Highlight: Mitch Rubin's reflection on the failure of their first venture, a hedge fund "Our mistake, we realized, was tryig to create strategies we thought investors wanted to buy rather than structuring the portfolios around how we wanted to invest" and Mitch Rubin's vitally important note, "Managers often think of themselves as the talent. But the ability to run these business well takes real talent." Ding, ding, ding, ding! Exactly. There are only a handful of firms, including Artisan, RiverPark and Seafarer, where I think the qualit y of the business operation is consistently outstanding. Lots of small firms handicap themselves by making the operations part of the business an afterthought. Half of the failure of Marx's thought was his inability to grasp the vital and difficult role of organizing and managing your resources.
The article's most curious claims surround the economics of starting a firm. One claim is that it takes about a million in start-up capital. The other comes from Frank Strauss, of Beacon Consulting Group: "Depending on the type of fund and cost structure, you need $100 million to $200 million in assets before a fund can start making a profit." That's an awfully big "depending on," since most managers place breakeven at or below $50 million.

More soon,

David

Comments

  • If somewhat wants to try posting a link, that would be great. Because I subscribe, my attempted links often lead other folks to crash straight into a paywall.
  • Reply to @David_Snowball: Hi David- when I went to the Barron's site, it shows that article (and most all others) with a "key" icon, indicating subscriber content restrictions.
  • Reply to @Old_Joe: Hi, OJ. When I search using Google, I can get to the article, but it's clearly marked as an "Article Free Pass" to subscriber content. You may have used up your "free pass," already.:)
  • "You may have used up your "free pass," already."

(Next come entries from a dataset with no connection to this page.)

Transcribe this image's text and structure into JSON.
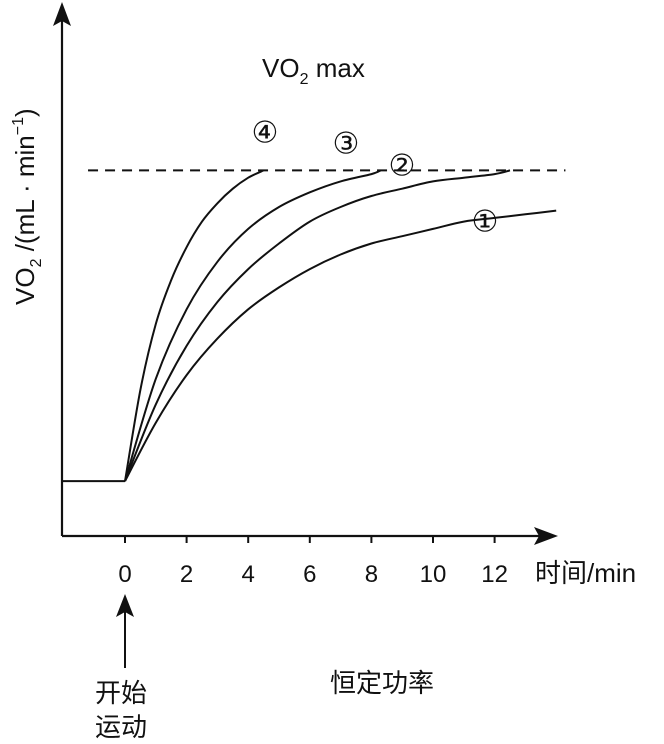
{
  "chart_data": {
    "type": "line",
    "ylabel_base": "VO",
    "ylabel_sub": "2",
    "ylabel_rest": " /(mL · min",
    "ylabel_sup": "−1",
    "ylabel_close": ")",
    "xlabel": "时间/min",
    "xlim": [
      -2,
      13.5
    ],
    "ylim": [
      0,
      1.2
    ],
    "x_ticks": [
      0,
      2,
      4,
      6,
      8,
      10,
      12
    ],
    "baseline": {
      "x": [
        -2,
        0
      ],
      "y": 0.15
    },
    "vo2max": {
      "label_base": "VO",
      "label_sub": "2",
      "label_rest": " max",
      "y": 1.0,
      "x_range": [
        -1.2,
        14.3
      ],
      "style": "dashed"
    },
    "series": [
      {
        "name": "①",
        "points": [
          [
            0,
            0.15
          ],
          [
            1,
            0.31
          ],
          [
            2,
            0.44
          ],
          [
            3,
            0.54
          ],
          [
            4,
            0.62
          ],
          [
            5,
            0.68
          ],
          [
            6,
            0.73
          ],
          [
            7,
            0.77
          ],
          [
            8,
            0.8
          ],
          [
            9,
            0.82
          ],
          [
            10,
            0.84
          ],
          [
            11,
            0.86
          ],
          [
            12,
            0.87
          ],
          [
            13,
            0.88
          ],
          [
            14,
            0.89
          ]
        ]
      },
      {
        "name": "②",
        "points": [
          [
            0,
            0.15
          ],
          [
            1,
            0.36
          ],
          [
            2,
            0.52
          ],
          [
            3,
            0.64
          ],
          [
            4,
            0.73
          ],
          [
            5,
            0.8
          ],
          [
            6,
            0.86
          ],
          [
            7,
            0.9
          ],
          [
            8,
            0.93
          ],
          [
            9,
            0.95
          ],
          [
            10,
            0.97
          ],
          [
            11,
            0.98
          ],
          [
            12,
            0.99
          ],
          [
            12.5,
            1.0
          ]
        ]
      },
      {
        "name": "③",
        "points": [
          [
            0,
            0.15
          ],
          [
            1,
            0.43
          ],
          [
            2,
            0.62
          ],
          [
            3,
            0.75
          ],
          [
            4,
            0.84
          ],
          [
            5,
            0.9
          ],
          [
            6,
            0.94
          ],
          [
            7,
            0.97
          ],
          [
            8,
            0.99
          ],
          [
            8.3,
            1.0
          ]
        ]
      },
      {
        "name": "④",
        "points": [
          [
            0,
            0.15
          ],
          [
            0.5,
            0.4
          ],
          [
            1,
            0.58
          ],
          [
            1.5,
            0.7
          ],
          [
            2,
            0.79
          ],
          [
            2.5,
            0.86
          ],
          [
            3,
            0.91
          ],
          [
            3.5,
            0.95
          ],
          [
            4,
            0.98
          ],
          [
            4.5,
            1.0
          ]
        ]
      }
    ],
    "annotations": {
      "start_line1": "开始",
      "start_line2": "运动",
      "power_label": "恒定功率"
    }
  }
}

    Man, I've been hearing that one since grammar school...
  • Reply to @Old_Joe:
    Thanks for the laugh...you're one funny dude. See you after detention.
  • edited July 2013
    I invest in all 3 funds mentioned. On one hand, I like the funds I have chosen is being recognized. On the other hand, I prefer (selfishly) that they remained under the radar so they do not have to deal with influx of money. Of the 3, GPGOX is now closed. SFGIX is investing in emerging markets that is not so popular at the moment and thus unlikely to have new money rushing in so that leaves VVPSX.

    I've moved monies from ARIVX to VVPSX after determining that ARIVX was not a good match for me. So far, I am very satisfied with VVPSX.
  • edited July 2013
    Not trying to belittle you or anyone, but what is criteria you guys use to select funds. I see such statements 'not match for me' or 'lost the confidence' after a bout of underperformance of selected funds. What is criteria that you use to select funds ? If one is constantly churning out funds every year or couple of years, there is something wrong in the investment philosophy of the individual, IMHO.

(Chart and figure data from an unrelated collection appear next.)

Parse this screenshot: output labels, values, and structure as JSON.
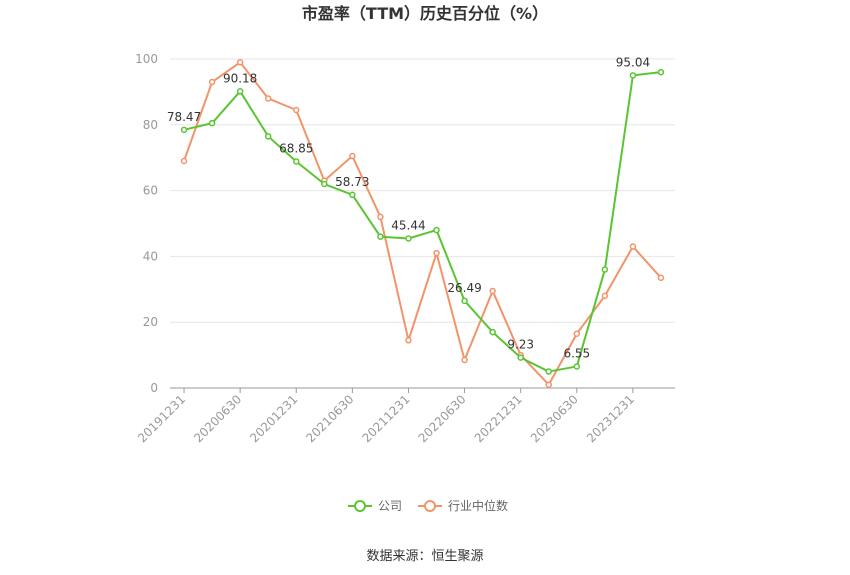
{
  "chart_data": {
    "type": "line",
    "title": "市盈率（TTM）历史百分位（%）",
    "ylim": [
      0,
      100
    ],
    "yticks": [
      0,
      20,
      40,
      60,
      80,
      100
    ],
    "x_tick_labels": [
      "20191231",
      "20200630",
      "20201231",
      "20210630",
      "20211231",
      "20220630",
      "20221231",
      "20230630",
      "20231231"
    ],
    "grid": true,
    "legend_position": "bottom",
    "series": [
      {
        "name": "公司",
        "color": "#5ac532",
        "values": [
          78.47,
          80.5,
          90.18,
          76.5,
          68.85,
          62.0,
          58.73,
          46.0,
          45.44,
          48.0,
          26.49,
          17.0,
          9.23,
          5.0,
          6.55,
          36.0,
          95.04,
          96.0
        ],
        "labels": [
          "78.47",
          "",
          "90.18",
          "",
          "68.85",
          "",
          "58.73",
          "",
          "45.44",
          "",
          "26.49",
          "",
          "9.23",
          "",
          "6.55",
          "",
          "95.04",
          ""
        ]
      },
      {
        "name": "行业中位数",
        "color": "#f2946a",
        "values": [
          69.0,
          93.0,
          99.0,
          88.0,
          84.5,
          63.0,
          70.5,
          52.0,
          14.5,
          41.0,
          8.5,
          29.5,
          10.0,
          1.0,
          16.5,
          28.0,
          43.0,
          33.5
        ],
        "labels": []
      }
    ]
  },
  "source_text": "数据来源：恒生聚源"
}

    I am writing this because you are a valued poster here and contribue towards it.
  • edited July 2013
    Reply to @mrc70: I have the feeling that your post was directed towards me although you did not post in reply to my post (it was in reply to opening post by David).

    At this time in my investing life (about 20 years to retirement) I would like managed funds to have downside consciousness but that should not be at the expense of giving up too much upside. I need growth and I want my manager not to shun risk completely but take some risks that are asymmetrical in his expert opinion.

    ARIVX manager is extremely concerned in downside that causes it to miss long periods of up-trending market. If a fund is going to keep 50% of the invested monies in cash and still charge 1.40% on that, I can do the same much more cheaper by investing half the amount in a fund that is predominantly in the market and put the rest of the money in a place where I see fit at the time or even if I keep it cash, I am not paying an ER ratio that big on that. That is why ARIVX and I have parted ways.